Your analysis of the 'overachieving' upstart squads correctly noted that it is really early.  Your comment regarding the chisox suggests, when it comes to hometown heroes off to a torrid start, your heart controls the keyboard.  As the Pirates and Expos cool off, expect the same to happen to the 10th to 15th best offensive squad in the majors - even though they live in your own backyard.
First of all, yes, my comment was quite simply wrong and misstated.  I should have said that no lineup has been HOTTER during such a stretch of games (which could still be contested I suppose).  Implying that there have been no better lineups in the long run was a bad move, but the Pale Hose can still hit.  In response to Dave's comments, he made some good points and brought up some good teams over the past 10 years.  Let's take a look at how the '02 White Sox compare.
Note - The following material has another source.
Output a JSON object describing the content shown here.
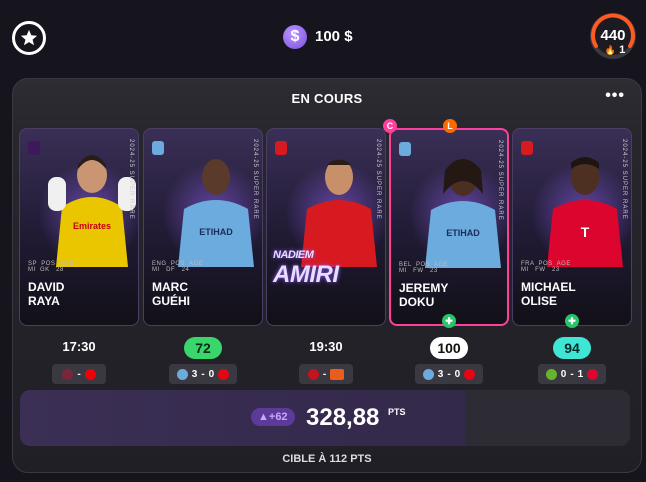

First, here's a quick rundown of the typical White Sox lineup this year:
CF K. Lofton
2B R. Durham
DH F. Thomas
RF M. Ordonez
1B P. Konerko
3B Jose Valentin
LF C. Lee
C S. Alomar/M. Johnson
SS R. Clayton

Our reader brings up the powerful Indians team of the '90s.  1995 was their most dominant, so let's take a look at that lineup (from Game 3 of the World Series):
CF K. Lofton
SS O. Vizquel
2B C. Baerga
LF A. Belle
DH E. Murray
3B J. Thome
RF M. Ramirez
1B P. Sorrento
C S. Alomar/T. Pena

A comparison:
1. Obviously, the '95 Lofton, in his prime, gets the nod.  Adv: Indians
2. Vizquel is solid in the #2 slot, but Durham can do more with the bat.  Adv. Sox
3. Baerga had a decent year but still not close to the Big Hurt.  Adv. Sox
4. Ordonez is an All-Star for many years to come but it doesn't get much better than Albert Belle in his prime.  Adv. Indians
5. Murray had a nice run in '95 but was winding down and wasn't quite the threat that Konerko is today.  Adv. Sox
6. No contest here.  Thome in '95 was still hitting for average (.314) and beginning to find his power stroke (25 HRs).  Adv. Indians
7. "El Caballo" has potential, but Manny in '95 was meeting his potential and putting up big numbers across the board.  Adv. Indians
8. Sorrento is a below average 1B who hit .235 in '95, but his 25 HRs is heads and tails above Alomar or Mark Johnson.  Adv. Indians
9. While Clayton is the more prototypical #9 hitter, his low batting average costs him here.  Adv. Indians

It looks like the Indians of the mid '90s had much more punch than the current Chicago White Sox.  On a side note, receiving just a handful of ABs during the '95 season for the Indians were Jeromy Burnitz and Brian Giles.  As for the Yankees over the past decade, it's tough to find a lineup that measures up to either of these teams.  Looking at the '98 Yanks who won 114 regular season games, they were consistently playing the likes of Scott Brosius, Chad Curtis, Tino Martinez, and Darryl Strawberry.  The reason the Yankees were so many rings can be answered with pitchers named Wells, Cone, Pettitte, El Duque, Rivera, Nelson, Clemens, etc.

What about the lineup for the 116 win '01 Mariners?  Their lineup changed frequently but generally included Ichiro, McLemore, E. Martinez, Olerud, B. Boone, Cameron, S. Javier, D. Bell, and D. Wilson.  There are a few good names here but guys like Boone and McLemore had career years.  Nevertheless, their career years are why their lineup was stacked from top to bottom.  I would rather have the White Sox's lineup than this one but I can understand an argument for both.  The deciding factor for me is trying to imagine this year's White Sox lineup coupled with the pitching of Garcia, Sele, Moyer, Rhodes, Nelson, and Sasaki.  I'm thinking they could have won about, oh, say 116 games.  Hmmm, let's call it a draw.

Thanks to everyone for the comments.  Keep them coming.  I will try to answer them all and any interesting emails will find their way into a future column.